Kötü bir his vardı içimde ama anlam veremiyordum buna
Telefon açıldığında ilk konuşan jisoo olmuştu. Sesim kötü çıktığı için direk ne olduğunu sormuştu ve bende bilmediğimi söylemiştim. Gerçekten bilmiyordum.
Bir süre konuştuktan sonra telefonu kapatmıştık. Arada gülsemde yinede moralim düzelmemişti. Jisoo'ya rağmen, o kadar espriler yapmasına rağmen düzelmemişti.

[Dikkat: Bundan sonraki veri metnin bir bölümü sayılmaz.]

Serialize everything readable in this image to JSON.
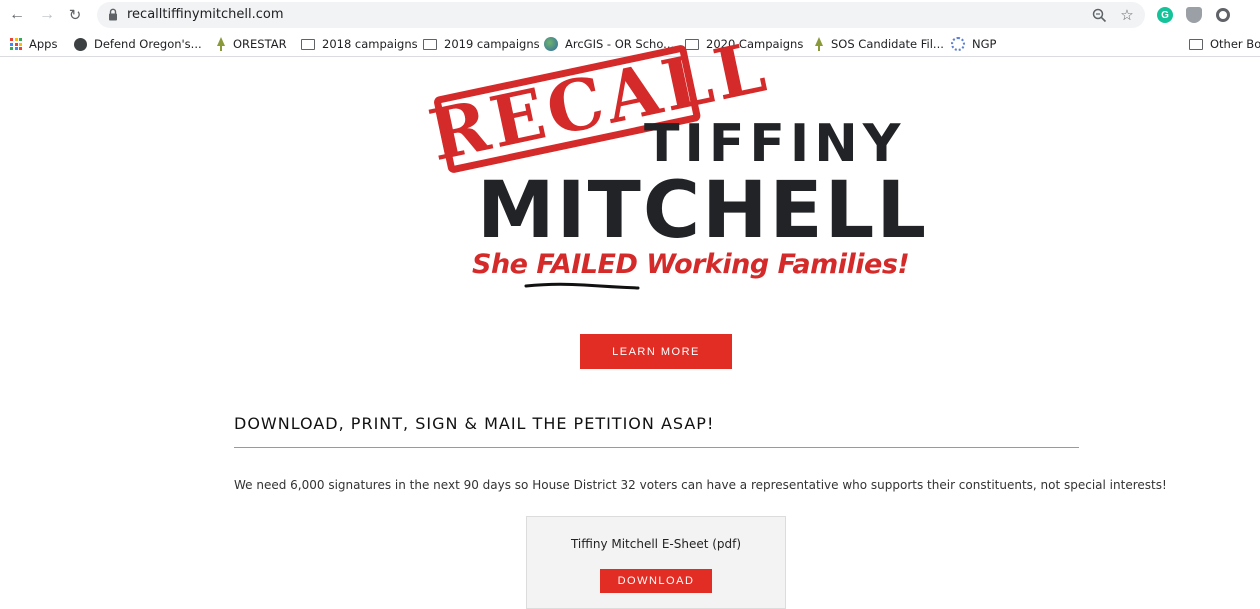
{
  "browser": {
    "url": "recalltiffinymitchell.com",
    "bookmarks": [
      {
        "label": "Apps",
        "icon": "apps-grid-icon"
      },
      {
        "label": "Defend Oregon's...",
        "icon": "globe-icon"
      },
      {
        "label": "ORESTAR",
        "icon": "tree-icon"
      },
      {
        "label": "2018 campaigns",
        "icon": "folder-icon"
      },
      {
        "label": "2019 campaigns",
        "icon": "folder-icon"
      },
      {
        "label": "ArcGIS - OR Scho...",
        "icon": "arcgis-icon"
      },
      {
        "label": "2020 Campaigns",
        "icon": "folder-icon"
      },
      {
        "label": "SOS Candidate Fil...",
        "icon": "tree-icon"
      },
      {
        "label": "NGP",
        "icon": "ngp-icon"
      }
    ],
    "other_bookmarks": "Other Bo",
    "extension_g_letter": "G"
  },
  "hero": {
    "stamp": "RECALL",
    "first_name": "TIFFINY",
    "last_name": "MITCHELL",
    "tagline_prefix": "She ",
    "tagline_emphasis": "FAILED",
    "tagline_suffix": " Working Families!",
    "learn_more_label": "LEARN MORE"
  },
  "petition": {
    "heading": "DOWNLOAD, PRINT, SIGN & MAIL THE PETITION ASAP!",
    "intro": "We need 6,000 signatures in the next 90 days so House District 32 voters can  have a representative who supports their constituents, not special interests!",
    "card_title": "Tiffiny Mitchell E-Sheet (pdf)",
    "download_label": "DOWNLOAD"
  },
  "colors": {
    "brand_red": "#e12d24",
    "stamp_red": "#d42a2a",
    "name_dark": "#222326"
  }
}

Kolumdaki saat'e baktıktan sonra odama çıkıp üstümü değiştirdim. Çantamı omzuma atıp keman çantasınıda elime aldım. Odamdan çıkıp kapıya doğru ilerledim. Ayakkabılarımı ayağıma geçirdikten sonra anahtarı elime alıp evden çıktım.
Yavaş yavaş yürürken başımı kaldırıp etrafıma bakmıştım. Olduğum yerde durup arkama baktığımda durağı geçmiş olduğumu gördüm. Bu kadar dalgın olmamalıydım. Arkama dönüp durağa doğru gittim. Bank'a oturup arabalara bakmaya başladım, otobüs'ü kaçırmak istemiyordum.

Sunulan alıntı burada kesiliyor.